Gov. Ron DeSantis in Ocala. Photo: Danielle Prieur
Gov. Ron DeSantis in Ocala. Photo: Danielle Prieur

Central Florida will get another monoclonal antibody treatment site, the state announced Monday, as an increase in federal supply is expected.

At as South Florida press conference Monday, Gov. Ron DeSantis said the state will open new monoclonal antibody sites in Broward, Miami-Dade, and Palm Beach counties.

“And we’ll do an additional site in Central Florida, and we have the capacity to increase the existing footprint, which we do have a good existing footprint," DeSantis said. "And we have the ability to add five to ten more sites as the demand may be. But that is all contingent on the federal government.”

Florida’s federal allocation of monoclonal antibodies dropped to 3,710 doses in mid-December, but increased to nearly 14,000 doses by the end of the month.

The U.S. Department of Health and Human Services stopped distributing some forms of the COVID-19 treatment while it was laboratory tested against the omicron variant.

Florida continues to break single-day COVID-19 case records as omicron continues to surge in the state. Hospitalizations are rising rapidly as well, with 5,700 patients hospitalized with COVID-19 statewide.

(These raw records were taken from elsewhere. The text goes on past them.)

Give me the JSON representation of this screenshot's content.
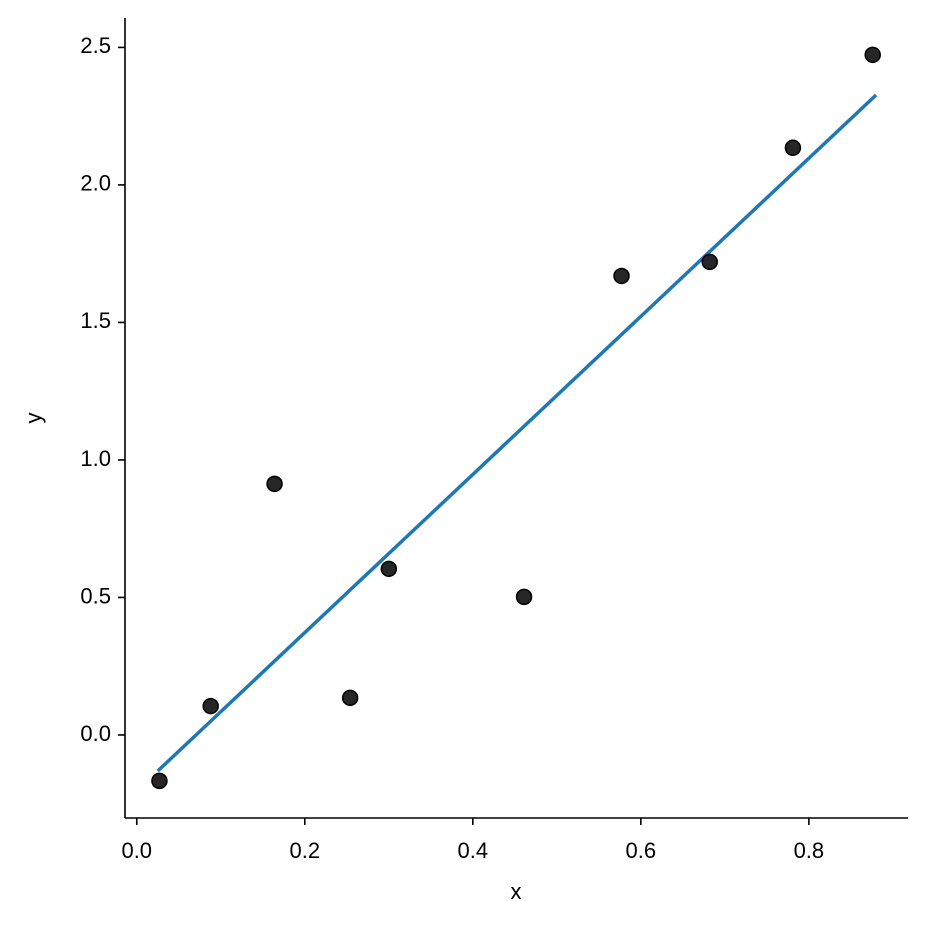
{
  "chart_data": {
    "type": "scatter",
    "xlabel": "x",
    "ylabel": "y",
    "xlim": [
      -0.014,
      0.918
    ],
    "ylim": [
      -0.302,
      2.607
    ],
    "xticks": [
      {
        "value": 0,
        "label": "0.0"
      },
      0.2,
      0.4,
      0.6,
      0.8
    ],
    "yticks": [
      {
        "value": 0,
        "label": "0.0"
      },
      0.5,
      {
        "value": 1,
        "label": "1.0"
      },
      1.5,
      {
        "value": 2,
        "label": "2.0"
      },
      2.5
    ],
    "series": [
      {
        "type": "scatter",
        "color": "#262626",
        "x": [
          0.027,
          0.088,
          0.164,
          0.254,
          0.3,
          0.461,
          0.577,
          0.682,
          0.781,
          0.876
        ],
        "y": [
          -0.167,
          0.105,
          0.913,
          0.135,
          0.604,
          0.502,
          1.669,
          1.72,
          2.135,
          2.473
        ]
      },
      {
        "type": "line",
        "color": "#1f77b4",
        "x": [
          0.025,
          0.88
        ],
        "y": [
          -0.131,
          2.327
        ]
      }
    ]
  }
}
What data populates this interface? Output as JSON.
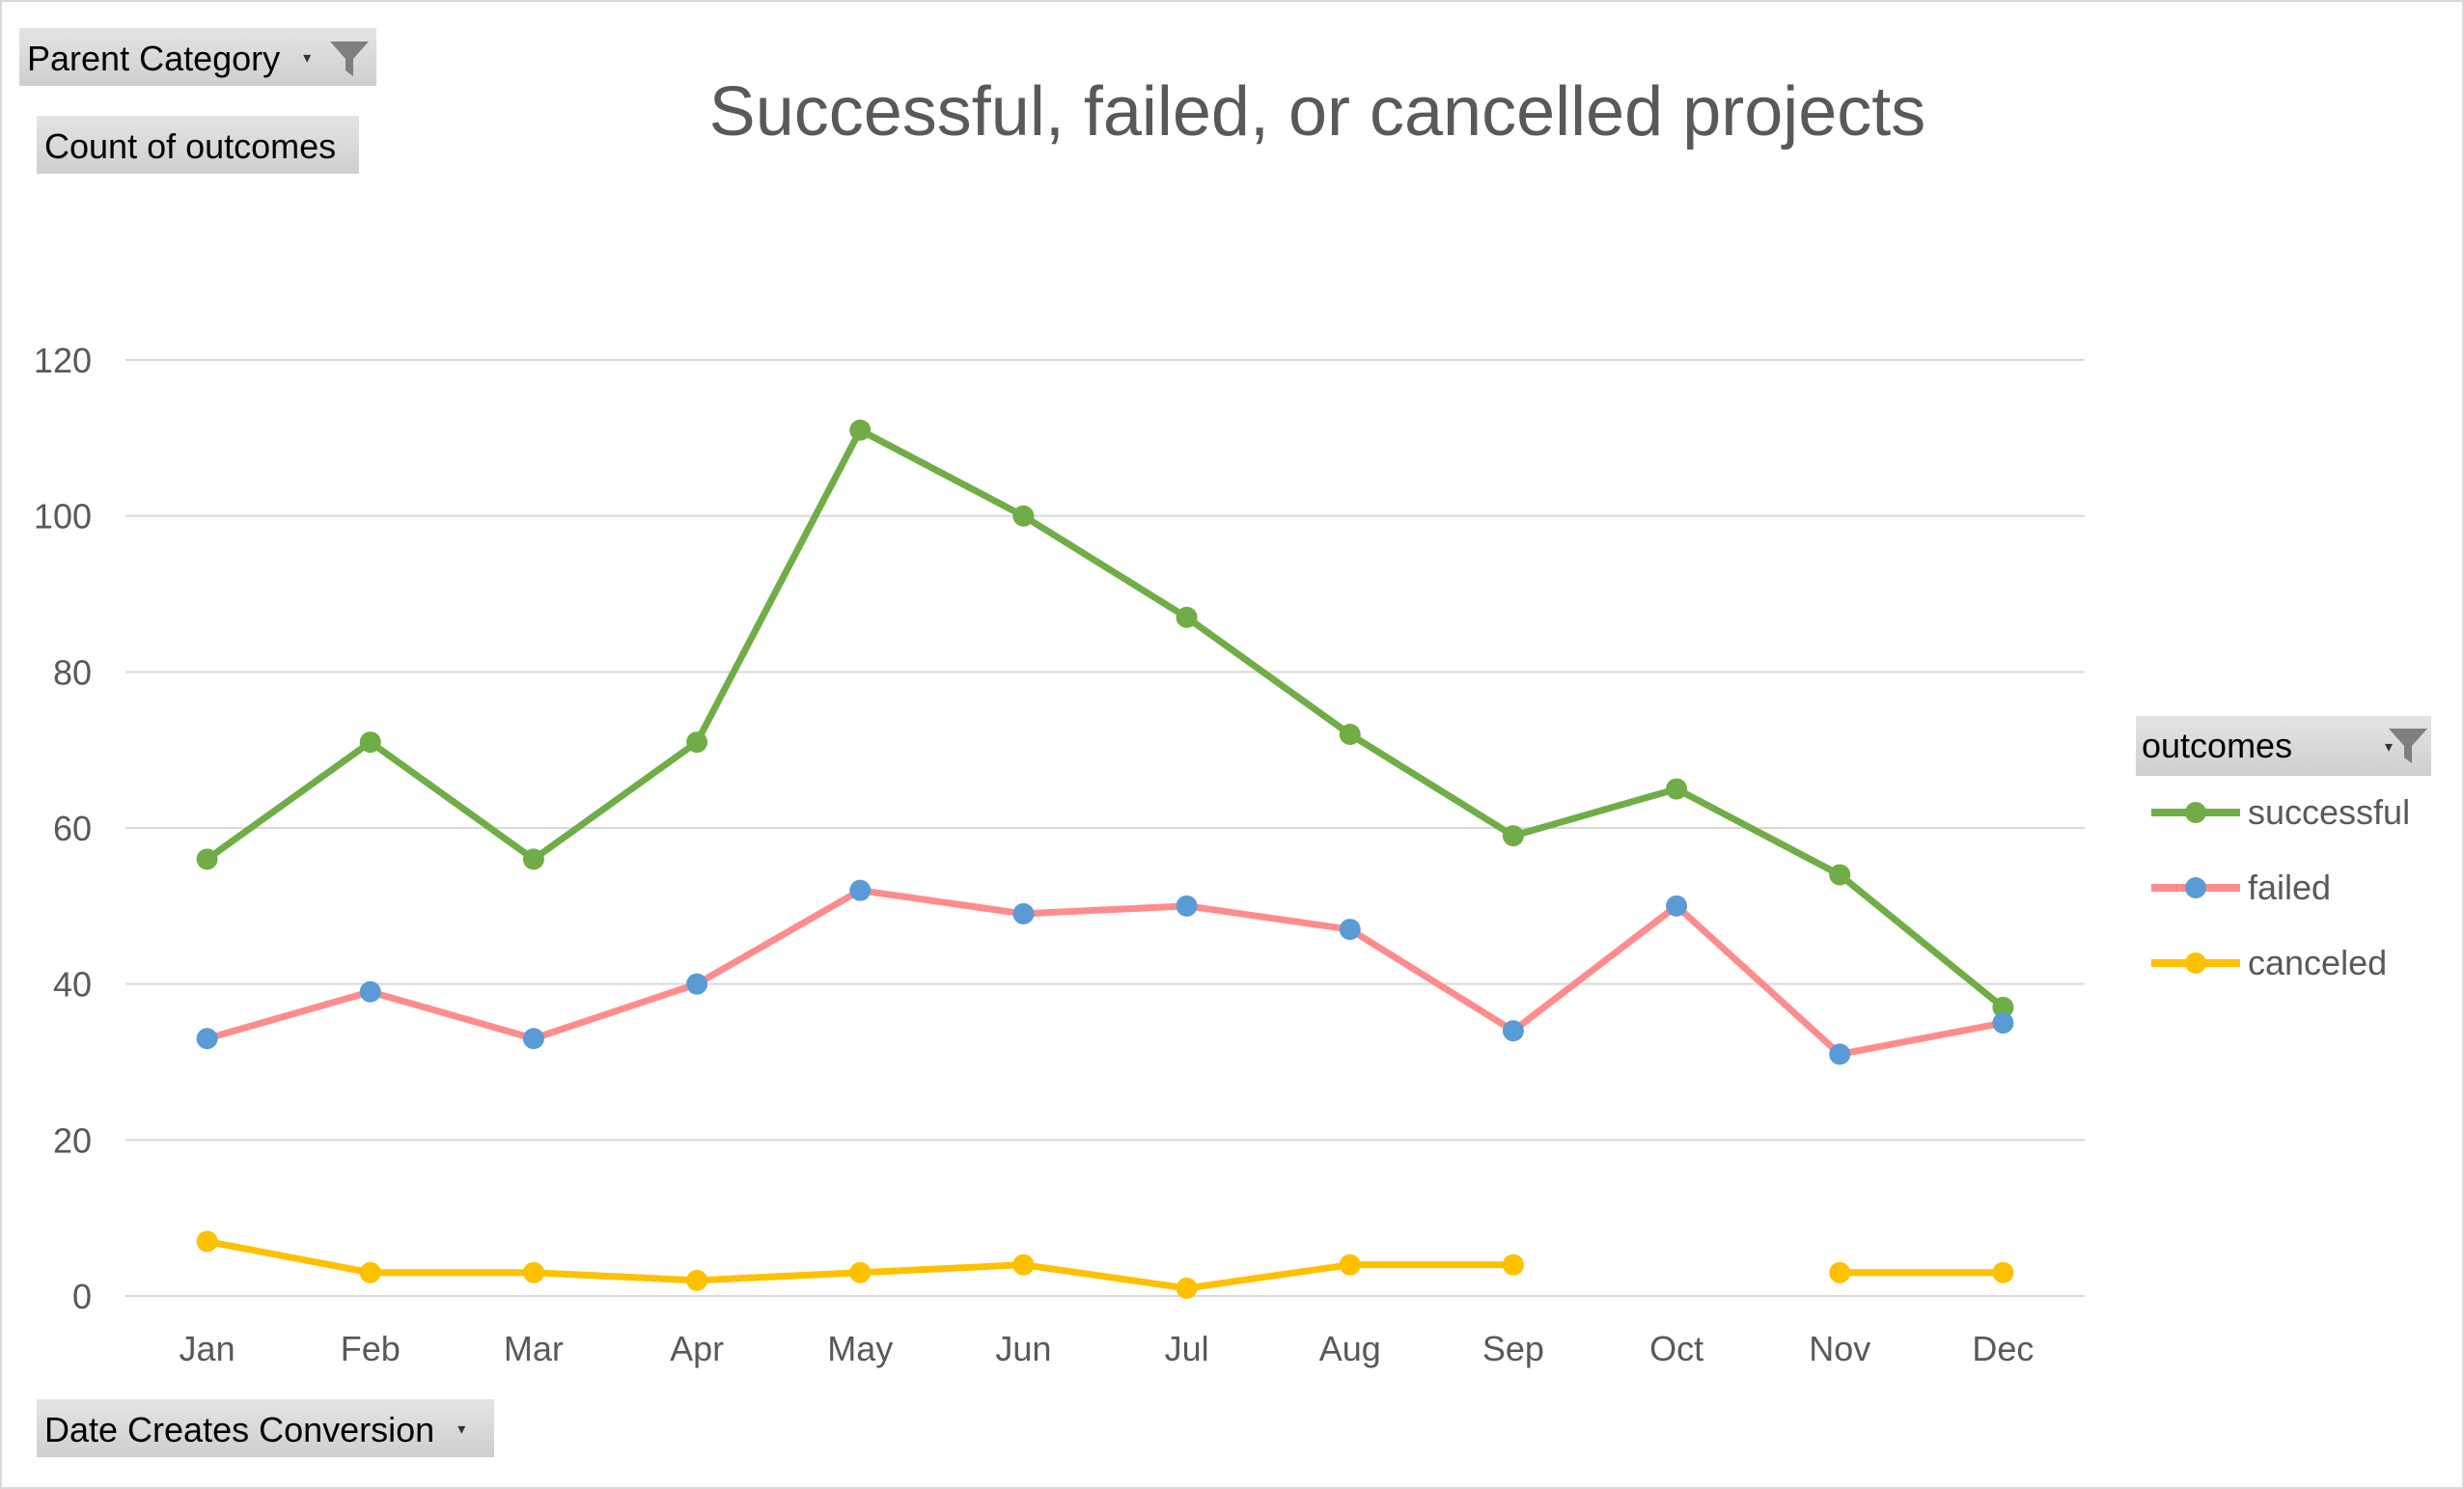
{
  "filters": {
    "parent_category": "Parent Category",
    "values_field": "Count of outcomes",
    "axis_field": "Date Creates Conversion",
    "legend_field": "outcomes"
  },
  "colors": {
    "successful": "#70ad47",
    "failed_line": "#ff8c8c",
    "failed_marker": "#5b9bd5",
    "canceled": "#ffc000",
    "grid": "#d9d9d9",
    "text": "#595959"
  },
  "chart_data": {
    "type": "line",
    "title": "Successful, failed, or cancelled  projects",
    "xlabel": "",
    "ylabel": "",
    "ylim": [
      0,
      120
    ],
    "yticks": [
      0,
      20,
      40,
      60,
      80,
      100,
      120
    ],
    "grid": true,
    "legend_position": "right",
    "categories": [
      "Jan",
      "Feb",
      "Mar",
      "Apr",
      "May",
      "Jun",
      "Jul",
      "Aug",
      "Sep",
      "Oct",
      "Nov",
      "Dec"
    ],
    "series": [
      {
        "name": "successful",
        "values": [
          56,
          71,
          56,
          71,
          111,
          100,
          87,
          72,
          59,
          65,
          54,
          37
        ]
      },
      {
        "name": "failed",
        "values": [
          33,
          39,
          33,
          40,
          52,
          49,
          50,
          47,
          34,
          50,
          31,
          35
        ]
      },
      {
        "name": "canceled",
        "values": [
          7,
          3,
          3,
          2,
          3,
          4,
          1,
          4,
          4,
          null,
          3,
          3
        ]
      }
    ]
  }
}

DeSantis said hospitals should be reporting how many patients are hospitalized because of COVID-19, versus how many are hospitalized for something else and test positive.

DeSantis and the state’s surgeon general hinted at some form of restriction on testing at the press conference as well, without going into detail. He said Florida needs to focus on "high-value" testing.

“What you are seeing is there are people going to the drug stores, buying all these tests," DeSantis said. "They’ll go multiple times per week to the sites and test, without symptoms. That is just going to contribute to some of the crunch that you are seeing.”

Florida Surgeon General Joseph Ladapo said they expect to issue guidance soon.

“We need to unwind this planning and living one’s life around testing," Ladapo said. "Without that, we are going to be sort of stuck in the same cycle.”